Sejumlah guru besar lintas disiplin keilmuan dan profesi yang tergabung dalam Forum Guru Besar Lintas Profesi (FGBLP) mengusulkan kepada pemerintah dan DPR untuk menunda pengesahan RUU Kesehatan menjadi undang-undang. Pemerintah disarankan merevisi RUU tersebut dengan tim pakar profesional dan semua pemangku kepentingan terkait. Usulan ini didasarkan pada beberapa hal.

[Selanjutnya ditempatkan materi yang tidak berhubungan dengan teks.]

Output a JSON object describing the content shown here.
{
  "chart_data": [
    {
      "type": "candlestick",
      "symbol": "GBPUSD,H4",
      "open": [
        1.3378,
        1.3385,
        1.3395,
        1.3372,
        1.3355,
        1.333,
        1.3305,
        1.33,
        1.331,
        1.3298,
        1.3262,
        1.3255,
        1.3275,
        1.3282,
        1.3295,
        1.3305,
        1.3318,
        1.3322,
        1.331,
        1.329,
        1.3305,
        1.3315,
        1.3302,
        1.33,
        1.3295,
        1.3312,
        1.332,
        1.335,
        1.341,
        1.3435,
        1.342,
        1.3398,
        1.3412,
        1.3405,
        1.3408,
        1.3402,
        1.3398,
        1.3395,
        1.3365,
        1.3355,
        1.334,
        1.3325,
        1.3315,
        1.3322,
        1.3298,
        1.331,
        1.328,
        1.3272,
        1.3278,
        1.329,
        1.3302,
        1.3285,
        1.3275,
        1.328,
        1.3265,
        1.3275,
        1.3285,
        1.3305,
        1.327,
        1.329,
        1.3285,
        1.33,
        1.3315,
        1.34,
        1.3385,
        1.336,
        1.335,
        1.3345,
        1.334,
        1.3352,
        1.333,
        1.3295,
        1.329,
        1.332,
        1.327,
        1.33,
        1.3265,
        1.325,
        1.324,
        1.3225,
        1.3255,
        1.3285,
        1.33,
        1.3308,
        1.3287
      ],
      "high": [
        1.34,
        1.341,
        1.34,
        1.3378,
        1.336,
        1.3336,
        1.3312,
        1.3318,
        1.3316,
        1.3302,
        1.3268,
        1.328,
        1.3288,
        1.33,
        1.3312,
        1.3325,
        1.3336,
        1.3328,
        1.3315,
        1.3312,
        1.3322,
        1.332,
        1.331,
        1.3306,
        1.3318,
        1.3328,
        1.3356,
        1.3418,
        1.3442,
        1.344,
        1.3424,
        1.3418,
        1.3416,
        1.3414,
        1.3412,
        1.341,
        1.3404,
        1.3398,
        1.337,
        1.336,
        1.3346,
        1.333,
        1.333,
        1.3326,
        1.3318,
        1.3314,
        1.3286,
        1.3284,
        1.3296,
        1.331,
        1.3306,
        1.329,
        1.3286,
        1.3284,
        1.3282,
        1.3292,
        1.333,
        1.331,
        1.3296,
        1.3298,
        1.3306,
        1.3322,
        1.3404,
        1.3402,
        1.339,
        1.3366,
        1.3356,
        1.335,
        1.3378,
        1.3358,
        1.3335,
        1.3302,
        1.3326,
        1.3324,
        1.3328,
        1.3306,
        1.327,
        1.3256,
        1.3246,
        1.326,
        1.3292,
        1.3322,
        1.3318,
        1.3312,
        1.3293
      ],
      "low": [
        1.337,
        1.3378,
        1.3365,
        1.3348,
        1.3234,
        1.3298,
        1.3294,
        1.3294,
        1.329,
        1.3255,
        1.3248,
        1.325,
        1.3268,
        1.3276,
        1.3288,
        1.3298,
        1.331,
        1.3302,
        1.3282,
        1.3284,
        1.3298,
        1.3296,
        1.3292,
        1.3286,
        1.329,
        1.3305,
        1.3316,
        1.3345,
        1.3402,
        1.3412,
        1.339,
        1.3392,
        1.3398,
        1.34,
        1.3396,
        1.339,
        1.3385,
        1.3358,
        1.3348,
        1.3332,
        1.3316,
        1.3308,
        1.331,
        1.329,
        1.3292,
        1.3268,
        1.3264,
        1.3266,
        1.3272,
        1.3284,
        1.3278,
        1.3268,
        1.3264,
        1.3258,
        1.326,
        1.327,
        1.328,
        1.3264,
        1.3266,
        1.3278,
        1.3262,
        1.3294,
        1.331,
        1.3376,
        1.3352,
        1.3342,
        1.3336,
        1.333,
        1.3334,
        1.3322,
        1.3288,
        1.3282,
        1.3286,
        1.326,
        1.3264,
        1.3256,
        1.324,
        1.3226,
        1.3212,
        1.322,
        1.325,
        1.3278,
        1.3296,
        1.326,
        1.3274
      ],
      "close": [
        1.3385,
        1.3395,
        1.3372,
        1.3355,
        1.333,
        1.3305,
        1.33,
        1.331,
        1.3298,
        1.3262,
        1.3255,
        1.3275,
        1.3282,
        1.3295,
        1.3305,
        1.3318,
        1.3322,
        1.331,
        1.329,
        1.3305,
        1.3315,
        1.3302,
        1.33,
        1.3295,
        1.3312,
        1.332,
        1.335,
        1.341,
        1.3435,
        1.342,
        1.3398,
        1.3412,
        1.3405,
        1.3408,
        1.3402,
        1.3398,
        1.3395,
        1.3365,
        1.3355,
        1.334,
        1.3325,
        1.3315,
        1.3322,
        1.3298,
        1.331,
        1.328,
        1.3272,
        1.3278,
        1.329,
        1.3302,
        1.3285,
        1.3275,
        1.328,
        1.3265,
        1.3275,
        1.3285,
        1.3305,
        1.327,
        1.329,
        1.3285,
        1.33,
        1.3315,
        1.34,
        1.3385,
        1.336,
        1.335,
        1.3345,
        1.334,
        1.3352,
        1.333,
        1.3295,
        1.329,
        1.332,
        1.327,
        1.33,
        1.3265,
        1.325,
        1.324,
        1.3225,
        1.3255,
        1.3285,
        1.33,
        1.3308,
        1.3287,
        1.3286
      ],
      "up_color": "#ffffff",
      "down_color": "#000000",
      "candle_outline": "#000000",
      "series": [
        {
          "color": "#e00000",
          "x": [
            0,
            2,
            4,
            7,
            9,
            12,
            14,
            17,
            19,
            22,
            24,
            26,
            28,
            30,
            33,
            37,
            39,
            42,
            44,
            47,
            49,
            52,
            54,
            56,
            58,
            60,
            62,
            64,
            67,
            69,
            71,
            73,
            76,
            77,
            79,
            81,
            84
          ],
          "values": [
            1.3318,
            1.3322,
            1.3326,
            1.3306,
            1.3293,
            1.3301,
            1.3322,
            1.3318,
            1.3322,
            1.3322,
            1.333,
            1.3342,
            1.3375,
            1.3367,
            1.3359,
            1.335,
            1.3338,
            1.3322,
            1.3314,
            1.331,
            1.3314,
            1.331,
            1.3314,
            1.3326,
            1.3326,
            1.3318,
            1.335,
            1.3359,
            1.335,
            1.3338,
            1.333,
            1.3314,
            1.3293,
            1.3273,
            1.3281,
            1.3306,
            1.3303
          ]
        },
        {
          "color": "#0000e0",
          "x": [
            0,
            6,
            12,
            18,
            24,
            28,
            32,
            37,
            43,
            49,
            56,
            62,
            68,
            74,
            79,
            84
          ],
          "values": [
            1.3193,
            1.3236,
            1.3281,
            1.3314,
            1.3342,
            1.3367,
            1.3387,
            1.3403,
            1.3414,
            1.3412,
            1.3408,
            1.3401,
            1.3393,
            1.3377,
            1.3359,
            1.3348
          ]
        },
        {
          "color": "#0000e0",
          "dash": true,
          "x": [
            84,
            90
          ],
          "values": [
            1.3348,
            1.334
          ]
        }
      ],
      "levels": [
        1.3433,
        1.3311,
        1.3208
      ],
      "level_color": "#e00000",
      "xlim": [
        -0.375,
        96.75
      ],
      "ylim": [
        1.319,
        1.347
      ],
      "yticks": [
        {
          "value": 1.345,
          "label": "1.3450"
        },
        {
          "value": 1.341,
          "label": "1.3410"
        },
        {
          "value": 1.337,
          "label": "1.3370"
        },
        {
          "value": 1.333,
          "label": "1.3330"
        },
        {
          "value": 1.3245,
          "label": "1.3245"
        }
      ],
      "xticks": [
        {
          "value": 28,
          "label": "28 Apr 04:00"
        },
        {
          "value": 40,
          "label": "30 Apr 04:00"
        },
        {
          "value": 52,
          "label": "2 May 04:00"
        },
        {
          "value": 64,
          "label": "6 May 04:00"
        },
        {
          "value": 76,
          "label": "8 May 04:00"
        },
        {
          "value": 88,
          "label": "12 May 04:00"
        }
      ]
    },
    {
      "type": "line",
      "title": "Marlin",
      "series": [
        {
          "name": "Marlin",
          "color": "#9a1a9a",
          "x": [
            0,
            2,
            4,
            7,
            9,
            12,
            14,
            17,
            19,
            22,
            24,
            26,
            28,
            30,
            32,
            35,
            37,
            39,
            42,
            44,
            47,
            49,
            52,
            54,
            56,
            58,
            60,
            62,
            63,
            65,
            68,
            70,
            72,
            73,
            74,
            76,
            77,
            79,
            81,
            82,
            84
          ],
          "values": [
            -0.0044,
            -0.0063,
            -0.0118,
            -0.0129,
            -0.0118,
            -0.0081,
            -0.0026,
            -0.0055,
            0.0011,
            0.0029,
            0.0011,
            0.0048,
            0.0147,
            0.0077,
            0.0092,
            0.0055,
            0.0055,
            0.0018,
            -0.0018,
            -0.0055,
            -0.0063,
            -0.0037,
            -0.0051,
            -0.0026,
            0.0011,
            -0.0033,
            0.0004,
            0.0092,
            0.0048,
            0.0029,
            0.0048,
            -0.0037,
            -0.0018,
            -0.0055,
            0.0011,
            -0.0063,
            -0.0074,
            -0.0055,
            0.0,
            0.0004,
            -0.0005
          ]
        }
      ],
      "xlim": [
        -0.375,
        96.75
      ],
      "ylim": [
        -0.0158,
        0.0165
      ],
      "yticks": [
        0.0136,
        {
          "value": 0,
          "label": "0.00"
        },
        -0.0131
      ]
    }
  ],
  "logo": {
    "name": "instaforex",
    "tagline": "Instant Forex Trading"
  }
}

FGBLP menyoroti hilangnya pasal terkait mandatory spending dalam RUU Kesehatan. "(a) Hilangnya pasal terkait mandatory spending yang tidak sesuai dengan amanah Abuja Declaration WHO dan TAP MPR RI X/MPR/2001," kata Perwakilan FGBLP Laila Nuranna seperti dikutip Antara dalam acara konferensi pers secara daring di Jakarta, Senin (10/7).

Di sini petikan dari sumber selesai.